Lesson 11: Clay (Alternative: Paper Textures)
- Technical Skills: In-person learners made coils, pinch pots, and textured trays with clay. For remote learners, they manipulated paper (cut, puncture, fold, crumple, curl, etc.) to create various texture studies.
- Conceptual Skills: Students had creative freedom to paint their projects whatever they wanted to. They also had to mold their coils to make their three initials in cursive letters.
- History and Culture: What is ceramics, functional vs. sculptural, and how cultures use sculptures.
- Learning Benefits: Students get hands-on experience working with basic clay skills, which they can use if they took ceramics.
Lesson 12: Marker Monoprints
- Technical Skills: Students learned how to create a monoprint by drawing designs with markers on a plastic baggie, transferring the images onto wet paper.
- Conceptual Skills: Students had to create three monoprint images that related to a concentration theme. They were allowed to draw sharper lines on top of their monoprints to make the images clearer.
- History and Culture: What monoprints are and how they're different from other forms of printmaking. The historical purpose of printmaking (specifically monoprints) and examples of famous historical and modern printmakers.
- Learning Benefits: Students get a taste of printmaking, as well as how to create a small body of work.
Lesson 13: Styrogami
- Technical Skills: Students had to cut up three styrofoam cups and arrange the pieces into a sculpture that stood on its own.
- Conceptual Skills: Some students chose to take an abstract approach with their sculpture while others took a representational/narrative approach with their design.

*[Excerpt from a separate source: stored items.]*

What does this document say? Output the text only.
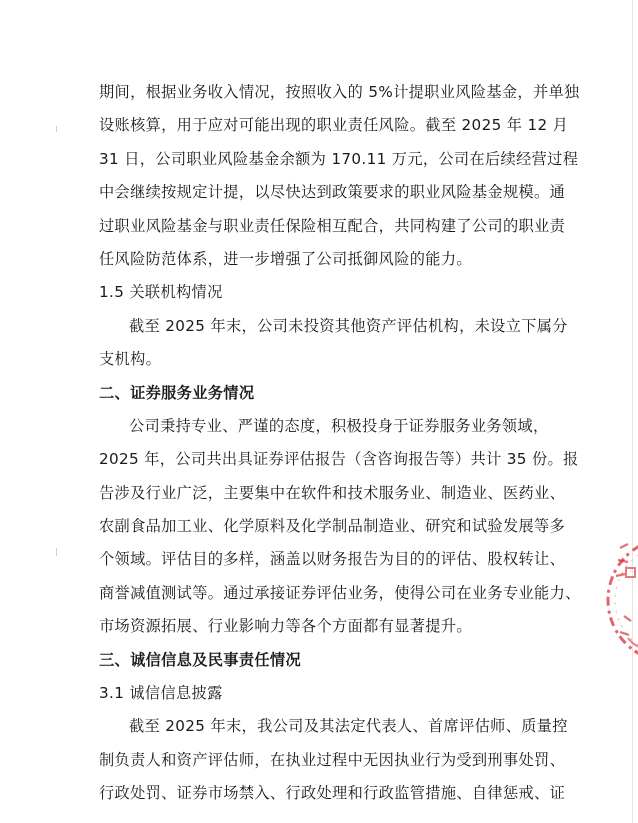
期间，根据业务收入情况，按照收入的 5%计提职业风险基金，并单独
设账核算，用于应对可能出现的职业责任风险。截至 2025 年 12 月
31 日，公司职业风险基金余额为 170.11 万元，公司在后续经营过程
中会继续按规定计提，以尽快达到政策要求的职业风险基金规模。通
过职业风险基金与职业责任保险相互配合，共同构建了公司的职业责
任风险防范体系，进一步增强了公司抵御风险的能力。
1.5 关联机构情况
截至 2025 年末，公司未投资其他资产评估机构，未设立下属分
支机构。
二、证券服务业务情况
公司秉持专业、严谨的态度，积极投身于证券服务业务领域，
2025 年，公司共出具证券评估报告（含咨询报告等）共计 35 份。报
告涉及行业广泛，主要集中在软件和技术服务业、制造业、医药业、
农副食品加工业、化学原料及化学制品制造业、研究和试验发展等多
个领域。评估目的多样，涵盖以财务报告为目的的评估、股权转让、
商誉减值测试等。通过承接证券评估业务，使得公司在业务专业能力、
市场资源拓展、行业影响力等各个方面都有显著提升。
三、诚信信息及民事责任情况
3.1 诚信信息披露
截至 2025 年末，我公司及其法定代表人、首席评估师、质量控
制负责人和资产评估师，在执业过程中无因执业行为受到刑事处罚、
行政处罚、证券市场禁入、行政处理和行政监管措施、自律惩戒、证
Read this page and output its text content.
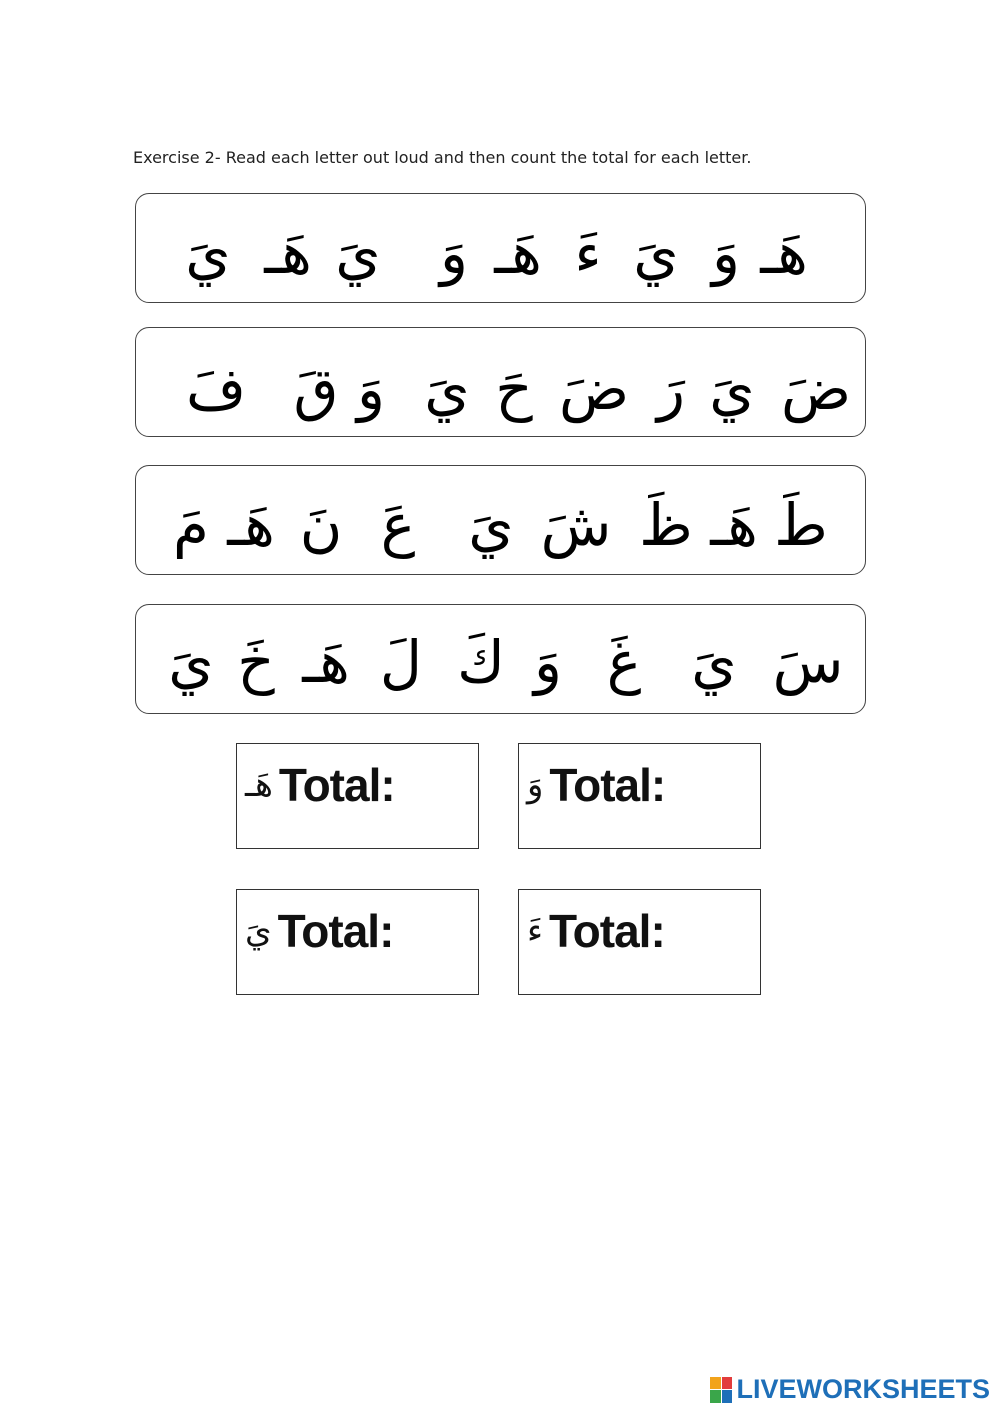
Exercise 2- Read each letter out loud and then count the total for each letter.
هَـ
وَ
يَ
ءَ
هَـ
وَ
يَ
هَـ
يَ
ضَ
يَ
رَ
ضَ
حَ
يَ
وَ
قَ
فَ
طَ
هَـ
ظَ
شَ
يَ
عَ
نَ
هَـ
مَ
سَ
يَ
غَ
وَ
كَ
لَ
هَـ
خَ
يَ
هَـ Total:	وَ Total:
يَ Total:	ءَ Total:
LIVEWORKSHEETS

- History and Culture: What styrogami is and who created it (J.Jules Vitali)
- Learning Benefits: Students learn how to create sculptures using alternative household materials. They also learned how to think about visually interesting art and design "in the round."
Lesson 14: Stella Paper Sculpture
- Technical Skills: Students were first asked to draw four numbers big across their paper, making sure that each of the numbers touched each other and the edges of the paper. Then, they filled in all of the negative spaces with colored zentangle patterns. Students cut out the negative space shapes and cut, folded, and curled the shapes onto cardboard to create an additive paper sculpture.
- Conceptual Skills: Arranging paper shapes into interesting 3-D forms with strong visual movement.
- History and Culture: Frank Stella (specifically his mixed media relief sculptures)
- Learning Benefits: Students learned how to turn paper into a sculptural form.
Lesson 15: Summative Self-Portrait
- Technical Skills: Students continue to practice drawing portraits in a way that meets their technical ability and personal expression. They also tie together all the materials and techniques they used in past projects to create a mixed media project.
- Conceptual Skills: Students create a portrait that represents themselves, as well as the things they enjoy and value. They are required to include a portrait (drawn in whatever style they prefer), words that symbolize themselves, a color scheme that relates to their personality, images (drawn or collaged) that represents things they enjoy, and at least three techniques they had learned from previous projects.
- History and Culture: Description of what portraiture is and how it represents the essence of an artist. Shown work of famous portrait artists such as Frida Kahlo and Vincent Van Gogh.
- Learning Benefits: Students take all of the skills and concepts they've learned from the entire semester and apply it to their final project.
Lesson 16: Independent Project
- Technical Skills: Apply technical skills from previous projects.
- Conceptual Skills: Students were tasked to create two illustrations that represented the theme of opposites. The type of illustrations and style of their work were up to them, as long as it met the assignment theme.
- History and Culture: N/A
- Learning Benefits: Students have creative freedom to create whatever they want. They were forced to problem-solve how to add enough details to both projects to meet the two week duration.